Transactions between seller and buyer also present essential opportunities for sellers to provide quality services that distinguish them from competitors. Unfortunately, health care transactions tend to be neither efficient nor of high quality. We are so inefficient and thoughtless of quality that even token efforts at providing it distinguish professionals and institutions from one another. Recently, a family member was unable to get a specialty consult in an in-patient setting at a premier hospital. He was advised to check out, go back to another facility and return to the emergency department of the same hospital in order to get the specialty care needed. The strategy worked, but maybe there are better, more efficient and humane ways to provide access to needed specialty care. Improved linkages of processes within and between institutions must start within existing institutions. 

There is certainly enough work to do. The concept of patient-centered care has been around for the better part of two decades, but the lack of commitment to this unifying concept underlies a shameful reality that keeps professionals and institutions from providing quality care to their patients and ensuring their own long-term survival.
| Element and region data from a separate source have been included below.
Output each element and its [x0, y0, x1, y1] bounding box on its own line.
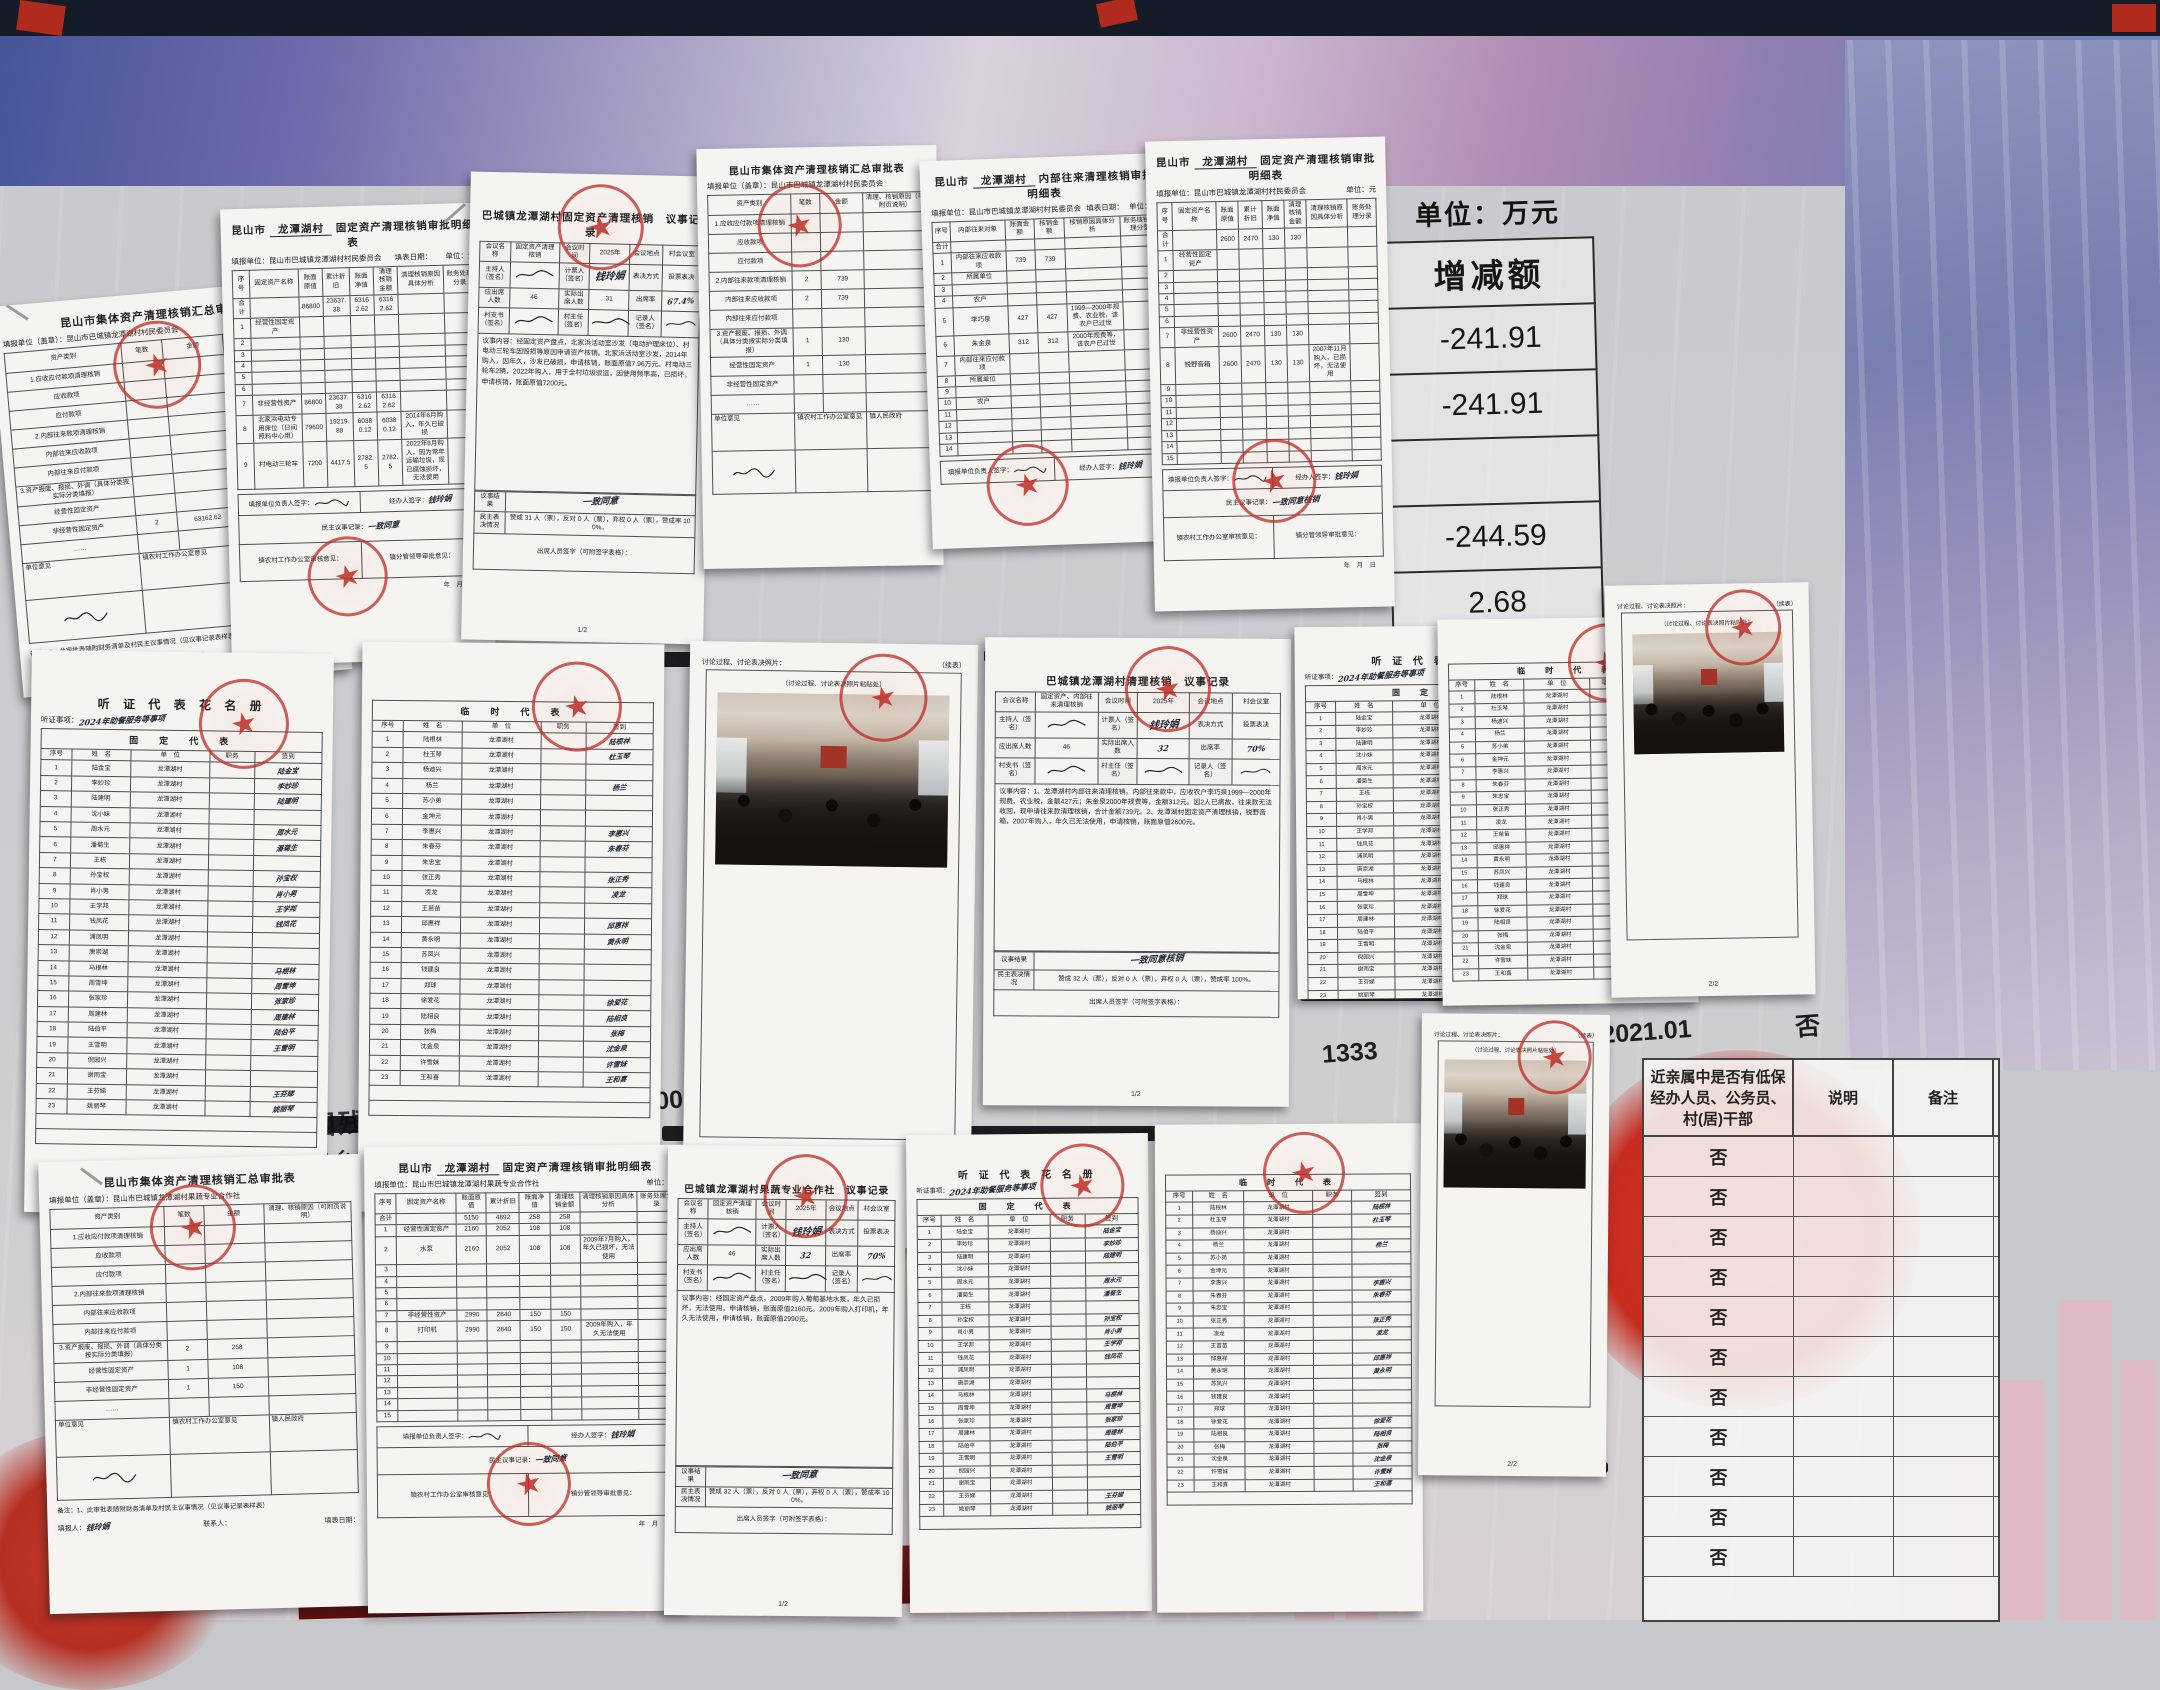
rep-signin — [1353, 1403, 1412, 1416]
relative-empty-cell — [1794, 1137, 1894, 1176]
net-value — [1263, 248, 1285, 268]
seq: 10 — [938, 398, 957, 410]
reason — [581, 1340, 638, 1352]
seq: 22 — [920, 1491, 944, 1504]
amount: 739 — [821, 289, 865, 309]
rep-unit: 龙潭湖村 — [989, 1364, 1051, 1377]
rep-signin: 马根林 — [1087, 1389, 1140, 1402]
reason — [265, 1259, 353, 1280]
rep-duty — [209, 778, 254, 794]
asset-name — [1173, 230, 1217, 251]
rep-duty — [1313, 1214, 1352, 1227]
writeoff-amount — [550, 1275, 580, 1287]
relative-empty-cell — [1894, 1257, 1994, 1296]
writeoff-amount — [551, 1409, 581, 1421]
rep-unit: 龙潭湖村 — [1245, 1378, 1314, 1391]
field-label: 记录人（签名） — [1189, 759, 1232, 785]
seq: 4 — [235, 361, 252, 373]
rep-signin — [1087, 1477, 1140, 1490]
writeoff-amount — [1286, 302, 1308, 314]
rep-signin: 李妙珍 — [254, 778, 322, 794]
rep-name: 周建林 — [943, 1428, 990, 1441]
seq: 6 — [1450, 754, 1476, 767]
rep-signin: 杨兰 — [1352, 1239, 1411, 1252]
writeoff-amount — [1286, 314, 1308, 326]
rep-signin: 王雪明 — [250, 1040, 318, 1056]
field-label: 村支书（签名） — [995, 758, 1035, 784]
count — [794, 375, 823, 394]
seq: 10 — [1307, 826, 1337, 839]
depreciation — [325, 381, 352, 393]
orig-value — [1218, 315, 1240, 327]
relative-row: 否 — [1644, 1497, 1998, 1537]
seq: 11 — [39, 914, 70, 930]
rep-signin — [1085, 1263, 1138, 1276]
rep-unit: 龙潭湖村 — [460, 994, 539, 1010]
field-label: 出席率 — [825, 1246, 858, 1266]
rep-name: 张梅 — [1194, 1441, 1246, 1454]
rep-signin: 张正秀 — [1352, 1315, 1411, 1328]
relative-empty-cell — [1894, 1537, 1994, 1576]
amount — [206, 1319, 267, 1340]
filler-label: 填报人：钱玲娟 — [58, 1521, 110, 1533]
seq: 2 — [1166, 1215, 1193, 1228]
roster-body: 1陆根林龙潭湖村陆根林2杜玉琴龙潭湖村杜玉琴3杨迪兴龙潭湖村4杨兰龙潭湖村杨兰5… — [1166, 1201, 1413, 1492]
seq: 1 — [1306, 713, 1336, 726]
rep-signin — [1353, 1340, 1412, 1353]
depreciation: 2840 — [487, 1321, 520, 1341]
seq: 8 — [1306, 801, 1336, 814]
det-body: 合计260024701301301经营性固定资产234567非经营性资产2600… — [1157, 227, 1381, 465]
rep-unit: 龙潭湖村 — [459, 1056, 538, 1072]
net-value — [1264, 303, 1286, 315]
seal-star-icon: ★ — [139, 344, 176, 386]
rep-unit: 龙潭湖村 — [462, 779, 541, 795]
rep-unit: 龙潭湖村 — [989, 1314, 1051, 1327]
rep-signin: 黄永明 — [584, 934, 652, 950]
column-header: 序号 — [232, 270, 250, 299]
vote-value: 赞成 32 人（票），反对 0 人（票），弃权 0 人（票），赞成率 100%。 — [706, 1486, 893, 1508]
rep-signin: 王学邦 — [1086, 1338, 1139, 1351]
seq: 8 — [1166, 1291, 1193, 1304]
rep-name: 杨兰 — [1475, 728, 1525, 741]
asset-name: 打印机 — [397, 1321, 457, 1341]
relative-row: 否 — [1644, 1217, 1998, 1257]
rep-name: 浦凤明 — [69, 930, 128, 946]
seq: 16 — [919, 1416, 943, 1429]
rep-signin: 沈金泉 — [1353, 1453, 1412, 1466]
rep-name: 沈小妹 — [71, 807, 130, 823]
relative-empty-cell — [1894, 1217, 1994, 1256]
net-value: 258 — [519, 1212, 549, 1224]
rep-name: 朱春芬 — [402, 840, 461, 856]
rep-name: 徐爱花 — [401, 994, 460, 1010]
rep-name: 钱凤花 — [69, 914, 128, 930]
seq: 23 — [36, 1099, 67, 1115]
seq: 6 — [371, 809, 402, 825]
net-value — [520, 1298, 550, 1310]
rep-signin — [584, 903, 652, 919]
column-header: 单 位 — [988, 1214, 1050, 1226]
field-label: 实际出席人数 — [1098, 738, 1138, 758]
asset-name: 经营性固定资产 — [396, 1224, 456, 1236]
rep-unit: 龙潭湖村 — [990, 1490, 1052, 1503]
rep-unit: 龙潭湖村 — [988, 1289, 1050, 1302]
writeoff-amount: 130 — [1287, 345, 1310, 382]
rep-name: 郑球 — [401, 978, 460, 994]
count: 1 — [169, 1378, 209, 1398]
orig-value: 86800 — [301, 394, 326, 415]
rep-unit: 龙潭湖村 — [989, 1339, 1051, 1352]
rep-name: 杨兰 — [1193, 1240, 1245, 1253]
signature-scribble — [63, 608, 110, 626]
rep-signin: 陆金宝 — [254, 763, 322, 779]
rep-duty — [205, 1086, 250, 1102]
rep-name: 苏小弟 — [1193, 1253, 1245, 1266]
orig-value — [300, 336, 325, 348]
orig-value — [458, 1398, 488, 1410]
rep-duty — [1050, 1263, 1085, 1276]
seq: 1 — [1166, 1202, 1193, 1215]
rep-duty — [208, 855, 253, 871]
rep-name: 王学邦 — [1336, 826, 1393, 839]
result-label: 议事结果 — [474, 491, 505, 512]
doc-temp-roster-3: ★ 临 时 代 表 序号姓 名单 位职务签到 1陆根林龙潭湖村陆根林2杜玉琴龙潭… — [1155, 1123, 1424, 1612]
asset-name — [397, 1287, 457, 1299]
opinion-unit: 单位意见 — [711, 413, 795, 451]
asset-name: 经营性固定资产 — [250, 317, 299, 338]
orig-value — [458, 1352, 488, 1364]
seq: 6 — [1166, 1265, 1193, 1278]
roster-row: 2杜玉琴龙潭湖村杜玉琴 — [1166, 1214, 1411, 1228]
seq: 17 — [919, 1428, 943, 1441]
rep-duty — [1313, 1239, 1352, 1252]
contact-label: 联系人： — [203, 1518, 231, 1530]
column-header: 清理核销金额 — [549, 1192, 579, 1212]
leader-sign-label: 填报单位负责人签字： — [377, 1426, 528, 1448]
rep-unit: 龙潭湖村 — [130, 838, 209, 854]
depreciation — [323, 316, 350, 337]
secretary-signature — [708, 1265, 756, 1291]
column-header: 序号 — [932, 222, 951, 242]
asset-name: 锐野音箱 — [1175, 347, 1220, 385]
rep-signin: 周建林 — [1087, 1426, 1140, 1439]
photo-header: 讨论过程、讨论表决照片： — [1434, 1029, 1504, 1039]
seq: 15 — [377, 1410, 398, 1422]
rep-name: 陆根林 — [403, 732, 462, 748]
net-value — [352, 381, 377, 393]
seq: 8 — [937, 375, 956, 387]
seq: 23 — [1308, 990, 1338, 999]
column-header: 累计折旧 — [322, 268, 349, 297]
audience — [715, 775, 948, 868]
entry — [1349, 301, 1378, 313]
seq: 9 — [39, 883, 70, 899]
orig-value — [458, 1364, 488, 1376]
seq: 13 — [38, 945, 69, 961]
asset-category: 经营性固定资产 — [710, 356, 794, 376]
rep-duty — [539, 933, 584, 949]
field-label: 实际出席人数 — [756, 1245, 787, 1265]
seq: 19 — [1167, 1429, 1194, 1442]
seq: 1 — [41, 760, 72, 776]
relative-empty-cell — [1794, 1177, 1894, 1216]
seal-star-icon: ★ — [1287, 1153, 1322, 1194]
attendee-sign-label: 出席人员签字（可附签字表格）： — [675, 1506, 892, 1534]
asset-name: 非经营性资产 — [1175, 327, 1219, 348]
rep-unit: 龙潭湖村 — [130, 807, 209, 823]
writeoff-amount: 130 — [1284, 228, 1306, 248]
secretary-signature — [1035, 758, 1098, 784]
seal-star-icon: ★ — [584, 207, 618, 247]
hearing-item: 听证事项：2024年助餐服务等事项 — [41, 714, 165, 727]
seq: 合计 — [233, 299, 251, 319]
seq: 16 — [37, 991, 68, 1007]
rep-unit: 龙潭湖村 — [990, 1465, 1052, 1478]
asset-name: 北家浜电动专用床位（日间照料中心用） — [253, 414, 302, 444]
rep-signin: 周雪坤 — [1087, 1401, 1140, 1414]
depreciation — [488, 1375, 521, 1387]
orig-value — [299, 317, 324, 338]
rep-signin: 姚丽琴 — [1088, 1502, 1141, 1515]
net-value — [520, 1286, 550, 1298]
continued-mark: （续表） — [938, 660, 966, 670]
orig-value — [1221, 440, 1243, 452]
field-label: 主持人（签名） — [678, 1218, 709, 1244]
writeoff-amount: 150 — [551, 1320, 581, 1340]
seq: 7 — [39, 852, 70, 868]
rep-name: 陆金宝 — [72, 760, 131, 776]
seq: 7 — [1306, 788, 1336, 801]
counterparty: 内部往来应付款项 — [955, 354, 1010, 376]
rep-unit: 龙潭湖村 — [462, 763, 541, 779]
rep-name: 张家珍 — [68, 991, 127, 1007]
seq: 16 — [370, 963, 401, 979]
empty-cell — [795, 449, 868, 493]
orig-value: 2160 — [456, 1224, 486, 1236]
seq: 19 — [919, 1453, 943, 1466]
net-value — [521, 1409, 551, 1421]
rep-unit: 龙潭湖村 — [460, 963, 539, 979]
rep-signin — [250, 1071, 318, 1087]
amount — [822, 374, 866, 394]
seq: 1 — [375, 1225, 396, 1237]
reason — [401, 390, 448, 411]
rep-unit: 龙潭湖村 — [127, 992, 206, 1008]
seq: 11 — [918, 1353, 942, 1366]
town-check-opinion: 镇农村工作办公室审核意见： — [1163, 515, 1273, 560]
rep-name: 李惠兴 — [1193, 1278, 1245, 1291]
rep-signin: 陆伯平 — [1087, 1439, 1140, 1452]
count — [167, 1301, 207, 1321]
rep-duty — [1051, 1402, 1086, 1415]
depreciation — [487, 1298, 520, 1310]
writeoff-amount: 258 — [550, 1212, 580, 1224]
empty-cell — [171, 1452, 271, 1498]
rep-signin: 许雪妹 — [1353, 1466, 1412, 1479]
rep-duty — [1052, 1452, 1087, 1465]
reason — [1065, 247, 1122, 269]
asset-name — [397, 1341, 457, 1353]
reason — [1071, 438, 1128, 451]
rep-name: 苏凤兴 — [401, 947, 460, 963]
rep-duty — [1313, 1353, 1352, 1366]
table-row: 15 — [377, 1408, 678, 1422]
net-value: 63162.62 — [349, 295, 374, 316]
red-paper-scrap — [2112, 4, 2156, 32]
rep-unit: 龙潭湖村 — [989, 1402, 1051, 1415]
rep-duty — [539, 964, 584, 980]
rep-duty — [1313, 1227, 1352, 1240]
page-number: 1/2 — [983, 1090, 1289, 1099]
seq: 20 — [1167, 1442, 1194, 1455]
column-header: 账面净值 — [519, 1192, 549, 1212]
relative-row: 否 — [1644, 1297, 1998, 1337]
rep-unit: 龙潭湖村 — [988, 1276, 1050, 1289]
field-label: 记录人（签名） — [825, 1266, 858, 1292]
opinion-gov: 镇人民政府 — [867, 411, 931, 449]
change-value: -241.91 — [1387, 369, 1599, 440]
writeoff-amount: 312 — [1038, 332, 1068, 353]
asset-name — [1177, 406, 1221, 418]
seq: 4 — [1159, 293, 1175, 305]
counterparty: 朱金泉 — [954, 334, 1009, 356]
rep-unit: 龙潭湖村 — [130, 823, 209, 839]
rep-duty — [1313, 1265, 1352, 1278]
relative-no-value: 否 — [1644, 1137, 1794, 1176]
rep-duty — [538, 1041, 583, 1057]
count — [166, 1282, 206, 1302]
net-value — [521, 1386, 551, 1398]
projection-screen — [1700, 669, 1717, 685]
net-value — [521, 1352, 551, 1364]
rep-name: 周建林 — [68, 1007, 127, 1023]
rep-name: 杜玉琴 — [1193, 1215, 1245, 1228]
seq: 13 — [370, 916, 401, 932]
hearing-item: 听证事项：2024年助餐服务等事项 — [1305, 670, 1424, 682]
rep-name: 周水元 — [942, 1277, 989, 1290]
opinion-town: 镇农村工作办公室意见 — [170, 1415, 270, 1455]
rep-signin: 陆伯平 — [251, 1025, 319, 1041]
rep-duty — [205, 1070, 250, 1086]
meeting-place-value: 村会议室 — [663, 245, 701, 266]
rep-unit: 龙潭湖村 — [126, 1100, 205, 1116]
depreciation: 2470 — [1241, 326, 1265, 346]
seq: 23 — [369, 1070, 400, 1086]
depreciation — [488, 1386, 521, 1398]
count — [794, 394, 823, 413]
seq: 19 — [1308, 940, 1338, 953]
seq: 8 — [1450, 779, 1476, 792]
rep-duty — [209, 793, 254, 809]
reason — [398, 294, 445, 315]
rep-name: 苏小弟 — [402, 794, 461, 810]
seq: 3 — [934, 284, 953, 296]
net-value: 108 — [520, 1235, 550, 1264]
seq: 7 — [1166, 1278, 1193, 1291]
seq: 1 — [1158, 251, 1174, 271]
seq: 12 — [939, 421, 958, 433]
column-header: 账面原值 — [456, 1193, 486, 1213]
rep-name: 沈金泉 — [1194, 1454, 1246, 1467]
reason — [864, 249, 928, 269]
depreciation: 23637.38 — [325, 393, 352, 414]
seq: 10 — [371, 870, 402, 886]
attend-rate-value: 70% — [1232, 739, 1281, 759]
rep-duty — [1051, 1326, 1086, 1339]
rep-signin — [584, 964, 652, 980]
rep-unit: 龙潭湖村 — [1245, 1479, 1314, 1492]
reason — [866, 354, 930, 374]
rep-name: 肖小男 — [70, 884, 129, 900]
counterparty: 李巧泉 — [953, 305, 1008, 335]
seq: 合计 — [375, 1214, 396, 1226]
audience — [1633, 689, 1784, 754]
seq: 3 — [40, 791, 71, 807]
rep-name: 陆相良 — [1478, 917, 1528, 930]
rep-signin — [585, 764, 653, 780]
rep-name: 唐崇湖 — [69, 945, 128, 961]
relative-rows: 否否否否否否否否否否否 — [1644, 1137, 1998, 1577]
writeoff-amount: 60380.12 — [377, 411, 402, 440]
writeoff-amount: 2782.5 — [378, 440, 403, 486]
empty-row — [369, 1101, 650, 1118]
seq: 19 — [370, 1009, 401, 1025]
seq: 22 — [1308, 977, 1338, 990]
rep-signin: 张梅 — [583, 1026, 651, 1042]
rep-name: 潘菊生 — [71, 837, 130, 853]
column-header: 序号 — [375, 1194, 396, 1214]
reason — [1311, 449, 1353, 461]
column-header: 累计折旧 — [486, 1193, 519, 1213]
rep-name: 徐爱花 — [1194, 1416, 1246, 1429]
doc-summary-approval-coop: ★ 昆山市集体资产清理核销汇总审批表 填报单位（盖章）：昆山市巴城镇龙潭湖村果蔬… — [38, 1154, 372, 1614]
rep-name: 王苗苗 — [1477, 829, 1527, 842]
doc-asset-detail-coop: 昆山市 龙潭湖村 固定资产清理核销审批明细表 填报单位：昆山市巴城镇龙潭湖村果蔬… — [364, 1145, 690, 1614]
entry — [1350, 312, 1379, 324]
rep-unit: 龙潭湖村 — [1525, 790, 1591, 804]
seq: 3 — [917, 1252, 941, 1265]
rep-unit: 龙潭湖村 — [130, 777, 209, 793]
rep-duty — [539, 887, 584, 903]
seq: 4 — [1166, 1240, 1193, 1253]
unit-yuan: 单位：元 — [1346, 184, 1376, 196]
rep-name: 周水元 — [71, 822, 130, 838]
rep-unit: 龙潭湖村 — [1525, 740, 1591, 754]
rep-duty — [540, 810, 585, 826]
entry — [1350, 323, 1379, 343]
reason: 2014年6月购入，年久已破损 — [401, 410, 448, 440]
column-header: 账面净值 — [349, 267, 374, 296]
column-header: 姓 名 — [403, 721, 462, 733]
orig-value: 2990 — [457, 1310, 487, 1322]
asset-name: 水泵 — [396, 1236, 456, 1265]
column-header: 核销原因具体分析 — [1063, 216, 1120, 238]
field-label: 出席率 — [629, 290, 663, 311]
seq: 9 — [1307, 814, 1337, 827]
seq: 2 — [1306, 725, 1336, 738]
rep-signin — [1352, 1264, 1411, 1277]
relative-empty-cell — [1894, 1497, 1994, 1536]
rep-unit: 龙潭湖村 — [1245, 1391, 1314, 1404]
relative-no-value: 否 — [1644, 1537, 1794, 1576]
seq: 13 — [1307, 864, 1337, 877]
reason — [1308, 301, 1350, 313]
rep-signin: 潘菊生 — [253, 840, 321, 856]
net-value — [351, 335, 376, 347]
asset-name — [397, 1364, 457, 1376]
seq: 3 — [1159, 282, 1175, 294]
Linkages around a common professional practice or institutional vision will be challenging enough, but ultimately the nation also needs alignment of all health care work to meet broadly defined public needs. Today we bundle services according to the preferences of professionals and institutions. As they maximize their economic position, patients make demands, often on the basis of payment options rather than health care information or decision tools. This process leads to underinvestment in prevention and management of health care and overinvestment in diagnosis and treatment. To move to a different alignment the nation needs a new way to generate health care aims, set goals, measure progress, check satisfaction and re-do work as needed. As a people we will reject such alignment set at the federal level, regardless of how efficient or fair such an effort might be. Some states are small enough to do this within their entire boundaries, but most will need a sub-state region in order to create a manageable framework for such an undertaking. This will require a different type of investment by the public, less as patients and more as informed consumers actively involved in health care. This is where we need truly new ideas about how the public can be engaged in the entire range of health care activities.

We need a new approach to health care, fixing up what we have won’t get it done. Realigning the incentives, fixing the linkages and building new ways to imagine health are the keys to the process.